Paper No. 7
Presentation Time: 10:45 AM

WIND PATTERNS AND THEIR EFFECT ON MT. BALDY, AN IMPAIRED MIGRATING DUNE


THOMPSON, Nathaniel, Geosciences, Indiana University Northwest, 3400 Broadway, Gary, IN 46408 and ARGYILAN, Erin P., Dept. of Geosciences, Indiana University Northwest, 3400 W. Broadway, Gary, IN 46408, natjthom@iun.edu

Mount Baldy is a migrating parabolic dune located along the southern coast of Lake Michigan near Michigan City, Indiana. The National Park Service at the Indiana Dunes National Lakeshore has declared the dune an “impaired” landform and is actively working to restore the dune and slow its landward migration through methods that include restricting visitor access, wind breaks and re-vegetation efforts. This project was initiated in an early effort to study wind patterns within the blowout of Mount Baldy. A HOBO U30-NRC Weather Station was established as a reference station on the beach recording wind speed, wind direction, and air temperature at 1 second intervals. A portable system was used to collect wind speed and direction at twenty one points along a transect toward the summit of Mount Baldy. The portable system consists of three R.M. Young Wind Sentry systems (anemometers plus weather vanes) mounted at 0.5 m, 1.0 m and 1.5 m above the ground.
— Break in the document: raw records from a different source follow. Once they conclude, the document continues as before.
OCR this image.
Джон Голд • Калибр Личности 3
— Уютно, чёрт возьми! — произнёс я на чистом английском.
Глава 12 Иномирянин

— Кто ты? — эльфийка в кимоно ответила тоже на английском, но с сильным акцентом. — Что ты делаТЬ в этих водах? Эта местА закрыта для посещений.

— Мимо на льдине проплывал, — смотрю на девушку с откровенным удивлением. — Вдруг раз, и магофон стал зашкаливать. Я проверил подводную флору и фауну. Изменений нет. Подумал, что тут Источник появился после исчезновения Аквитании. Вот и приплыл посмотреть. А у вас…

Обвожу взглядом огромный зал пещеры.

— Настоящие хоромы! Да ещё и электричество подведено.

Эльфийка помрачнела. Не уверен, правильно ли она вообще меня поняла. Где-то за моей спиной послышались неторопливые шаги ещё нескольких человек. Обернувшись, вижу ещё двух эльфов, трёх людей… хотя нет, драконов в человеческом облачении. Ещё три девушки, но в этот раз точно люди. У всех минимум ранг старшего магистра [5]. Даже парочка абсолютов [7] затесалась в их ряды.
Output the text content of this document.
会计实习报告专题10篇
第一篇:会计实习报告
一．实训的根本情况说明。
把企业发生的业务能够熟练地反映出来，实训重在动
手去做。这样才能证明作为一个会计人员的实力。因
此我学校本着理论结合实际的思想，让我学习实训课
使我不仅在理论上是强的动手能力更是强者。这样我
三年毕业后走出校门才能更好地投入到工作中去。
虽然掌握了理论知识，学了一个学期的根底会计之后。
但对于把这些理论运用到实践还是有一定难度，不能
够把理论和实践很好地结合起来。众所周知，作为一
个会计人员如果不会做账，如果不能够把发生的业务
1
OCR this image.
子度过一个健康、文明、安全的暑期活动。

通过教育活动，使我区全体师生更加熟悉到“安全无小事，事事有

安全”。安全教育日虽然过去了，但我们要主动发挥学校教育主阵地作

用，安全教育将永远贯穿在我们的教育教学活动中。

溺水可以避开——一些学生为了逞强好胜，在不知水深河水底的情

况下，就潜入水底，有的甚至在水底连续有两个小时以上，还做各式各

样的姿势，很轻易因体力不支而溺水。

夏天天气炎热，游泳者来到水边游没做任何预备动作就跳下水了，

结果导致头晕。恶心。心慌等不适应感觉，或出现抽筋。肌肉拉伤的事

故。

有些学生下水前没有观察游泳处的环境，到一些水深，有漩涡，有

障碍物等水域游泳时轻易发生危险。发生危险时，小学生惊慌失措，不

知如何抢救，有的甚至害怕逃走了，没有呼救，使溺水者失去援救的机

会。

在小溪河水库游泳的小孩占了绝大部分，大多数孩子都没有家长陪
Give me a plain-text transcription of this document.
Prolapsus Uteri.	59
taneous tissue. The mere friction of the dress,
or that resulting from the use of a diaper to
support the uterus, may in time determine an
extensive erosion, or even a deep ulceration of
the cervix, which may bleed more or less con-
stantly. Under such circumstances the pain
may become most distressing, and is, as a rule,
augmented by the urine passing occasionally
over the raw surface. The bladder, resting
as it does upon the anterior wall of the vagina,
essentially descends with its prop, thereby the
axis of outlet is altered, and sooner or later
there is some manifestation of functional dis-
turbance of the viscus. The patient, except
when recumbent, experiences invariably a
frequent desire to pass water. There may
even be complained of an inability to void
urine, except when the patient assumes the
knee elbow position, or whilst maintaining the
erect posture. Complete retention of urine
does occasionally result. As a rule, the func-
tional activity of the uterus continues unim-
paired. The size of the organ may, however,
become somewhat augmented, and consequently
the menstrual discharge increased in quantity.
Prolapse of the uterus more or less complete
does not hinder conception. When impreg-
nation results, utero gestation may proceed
The transect runs through one of the most heavily weathered areas of the blowout. Wind data are plotted along the transect and honoring elevation changes to map changes in speed and direction as a deviation from the reference station. The data are used to determine of where wind speed is changing and the areas of highest winds compared to the slope. The goal of this research is to develop a method of monitoring and mapping wind data so that recommendations can be made to guide the construction of structures designed to slow wind movement or to direct where plantings of native fauna are likely to succeed.